The Tandem beams can be further boosted in energy by a superconducting linac "booster". The main body of the Linac consists of 12 niobium split-ring resonators, with a total active accelerating length of 3 meters. Our current average electric field is about 2.5 MV/m. The resonators are a product of research by Ken Shepard, Lowell Bollinger and the rest of the ATLAS group at Argonne National Laboratory .

Two other resonators act as bunchers. The first compresses the Tandem beam to fit the Linac's acceptance. A typical time width for an injected beam is around 150 picoseconds. The other resonator is the last in the lattice and is used to tailor the beam characteristics for delivery to the target.

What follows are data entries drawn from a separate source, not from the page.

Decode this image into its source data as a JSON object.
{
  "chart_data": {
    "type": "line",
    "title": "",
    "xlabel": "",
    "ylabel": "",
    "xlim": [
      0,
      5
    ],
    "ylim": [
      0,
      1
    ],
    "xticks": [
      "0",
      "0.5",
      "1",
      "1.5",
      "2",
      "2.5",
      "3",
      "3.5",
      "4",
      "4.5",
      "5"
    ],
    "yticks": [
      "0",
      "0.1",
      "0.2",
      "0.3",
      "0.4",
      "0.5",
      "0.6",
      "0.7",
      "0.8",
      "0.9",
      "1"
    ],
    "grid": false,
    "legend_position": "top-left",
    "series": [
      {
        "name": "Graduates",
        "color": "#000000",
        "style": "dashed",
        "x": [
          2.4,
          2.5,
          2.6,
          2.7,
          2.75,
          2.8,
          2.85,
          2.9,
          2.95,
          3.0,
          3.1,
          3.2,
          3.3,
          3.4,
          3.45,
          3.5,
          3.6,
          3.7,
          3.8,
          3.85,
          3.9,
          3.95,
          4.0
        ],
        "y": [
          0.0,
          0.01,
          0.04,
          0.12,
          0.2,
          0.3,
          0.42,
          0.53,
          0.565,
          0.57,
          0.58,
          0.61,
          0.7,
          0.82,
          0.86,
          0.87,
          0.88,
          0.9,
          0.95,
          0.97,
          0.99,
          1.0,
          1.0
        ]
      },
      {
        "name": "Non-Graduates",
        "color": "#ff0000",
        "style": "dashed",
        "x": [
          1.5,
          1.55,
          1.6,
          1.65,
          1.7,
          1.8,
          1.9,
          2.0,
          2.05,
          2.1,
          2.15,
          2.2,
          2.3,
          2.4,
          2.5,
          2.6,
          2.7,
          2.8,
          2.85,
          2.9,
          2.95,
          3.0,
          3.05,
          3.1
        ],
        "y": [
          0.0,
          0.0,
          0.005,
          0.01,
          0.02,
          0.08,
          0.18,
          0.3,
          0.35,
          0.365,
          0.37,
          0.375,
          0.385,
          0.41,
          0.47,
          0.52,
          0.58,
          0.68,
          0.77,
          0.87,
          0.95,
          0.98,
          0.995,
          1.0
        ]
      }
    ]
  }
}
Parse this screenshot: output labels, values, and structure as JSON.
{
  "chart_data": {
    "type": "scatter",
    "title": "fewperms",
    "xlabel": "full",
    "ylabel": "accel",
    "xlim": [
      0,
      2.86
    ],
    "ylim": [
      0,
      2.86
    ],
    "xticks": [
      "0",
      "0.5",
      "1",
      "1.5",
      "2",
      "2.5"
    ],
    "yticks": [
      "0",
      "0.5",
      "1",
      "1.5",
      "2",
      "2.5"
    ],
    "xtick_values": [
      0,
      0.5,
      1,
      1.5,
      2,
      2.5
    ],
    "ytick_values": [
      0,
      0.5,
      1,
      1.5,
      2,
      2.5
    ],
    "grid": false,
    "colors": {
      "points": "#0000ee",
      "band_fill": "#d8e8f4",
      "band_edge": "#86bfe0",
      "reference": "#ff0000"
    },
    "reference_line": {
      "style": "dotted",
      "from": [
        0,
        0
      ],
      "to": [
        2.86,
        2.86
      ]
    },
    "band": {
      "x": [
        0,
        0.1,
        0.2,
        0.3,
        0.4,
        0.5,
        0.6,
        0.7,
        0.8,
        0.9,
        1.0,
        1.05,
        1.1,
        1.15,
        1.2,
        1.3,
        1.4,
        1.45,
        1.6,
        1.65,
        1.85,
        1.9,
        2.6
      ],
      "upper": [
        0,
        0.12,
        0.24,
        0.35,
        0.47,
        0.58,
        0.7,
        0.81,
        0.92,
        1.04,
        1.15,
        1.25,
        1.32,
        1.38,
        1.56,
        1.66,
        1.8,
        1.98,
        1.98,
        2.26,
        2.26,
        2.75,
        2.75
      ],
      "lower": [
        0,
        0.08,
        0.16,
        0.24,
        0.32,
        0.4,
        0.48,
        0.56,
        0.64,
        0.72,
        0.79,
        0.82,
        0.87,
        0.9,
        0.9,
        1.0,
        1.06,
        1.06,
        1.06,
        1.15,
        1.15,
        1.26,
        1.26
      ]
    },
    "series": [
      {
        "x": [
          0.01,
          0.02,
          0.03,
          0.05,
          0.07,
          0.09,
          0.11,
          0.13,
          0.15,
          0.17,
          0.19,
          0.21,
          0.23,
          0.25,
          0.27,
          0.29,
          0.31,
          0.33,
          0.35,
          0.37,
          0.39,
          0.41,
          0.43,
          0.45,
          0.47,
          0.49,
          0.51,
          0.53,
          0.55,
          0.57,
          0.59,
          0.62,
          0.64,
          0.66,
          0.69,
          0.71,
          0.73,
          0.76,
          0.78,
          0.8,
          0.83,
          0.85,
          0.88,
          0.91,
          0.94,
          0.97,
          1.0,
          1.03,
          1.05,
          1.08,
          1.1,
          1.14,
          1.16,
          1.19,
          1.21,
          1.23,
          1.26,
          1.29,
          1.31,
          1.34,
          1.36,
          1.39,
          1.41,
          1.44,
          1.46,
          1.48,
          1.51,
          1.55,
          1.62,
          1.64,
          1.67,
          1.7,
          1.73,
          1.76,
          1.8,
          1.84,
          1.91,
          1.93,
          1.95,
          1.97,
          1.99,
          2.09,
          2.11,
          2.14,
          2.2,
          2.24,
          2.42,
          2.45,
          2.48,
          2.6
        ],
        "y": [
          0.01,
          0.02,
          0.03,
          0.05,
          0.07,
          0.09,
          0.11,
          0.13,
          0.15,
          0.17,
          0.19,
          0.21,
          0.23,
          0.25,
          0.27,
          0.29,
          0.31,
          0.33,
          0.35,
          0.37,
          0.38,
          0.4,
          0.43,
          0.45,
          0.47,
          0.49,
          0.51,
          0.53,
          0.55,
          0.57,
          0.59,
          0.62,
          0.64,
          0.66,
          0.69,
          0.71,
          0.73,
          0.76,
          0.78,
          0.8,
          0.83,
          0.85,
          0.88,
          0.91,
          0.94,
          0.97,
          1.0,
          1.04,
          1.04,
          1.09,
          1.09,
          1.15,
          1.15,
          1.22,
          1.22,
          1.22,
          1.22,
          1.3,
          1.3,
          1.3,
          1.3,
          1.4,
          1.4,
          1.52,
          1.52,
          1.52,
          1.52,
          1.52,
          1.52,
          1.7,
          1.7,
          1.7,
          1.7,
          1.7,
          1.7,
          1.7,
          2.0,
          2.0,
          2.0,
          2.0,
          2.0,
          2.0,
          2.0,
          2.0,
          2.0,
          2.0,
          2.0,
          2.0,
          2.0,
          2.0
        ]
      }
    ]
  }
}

Liquid helium cooling is provided to the Linac by a CCI (now Cryo Technologies) helium refrigeration plant. This refrigerator gives about 300 watts of cooling without liquid nitrogen pre-cooling and about 600 watts with LN2. This plant also supports Cryebis operations. We have completed a major renovation of the He gas handling system, moving the noisy compressor off the laboratory roof and into a dedicated structure.

The Linac is now available for experiments in either accel or decel modes, with the unique decel capability attracting the most demand. Beams of F ⁹⁺ have been decelerated from 36 MeV down to about 10 MeV. The ultra-short pulses from the bunching system have been used by investigators to probe recoil-ion momentum distributions in remarkable detail.

The Linac project is managed by Kevin Carnes. The staff includes Mike Wells, Al Rankin and Vince Needham . Electronics support is provided by Kevin Carnes and Scott Chainey.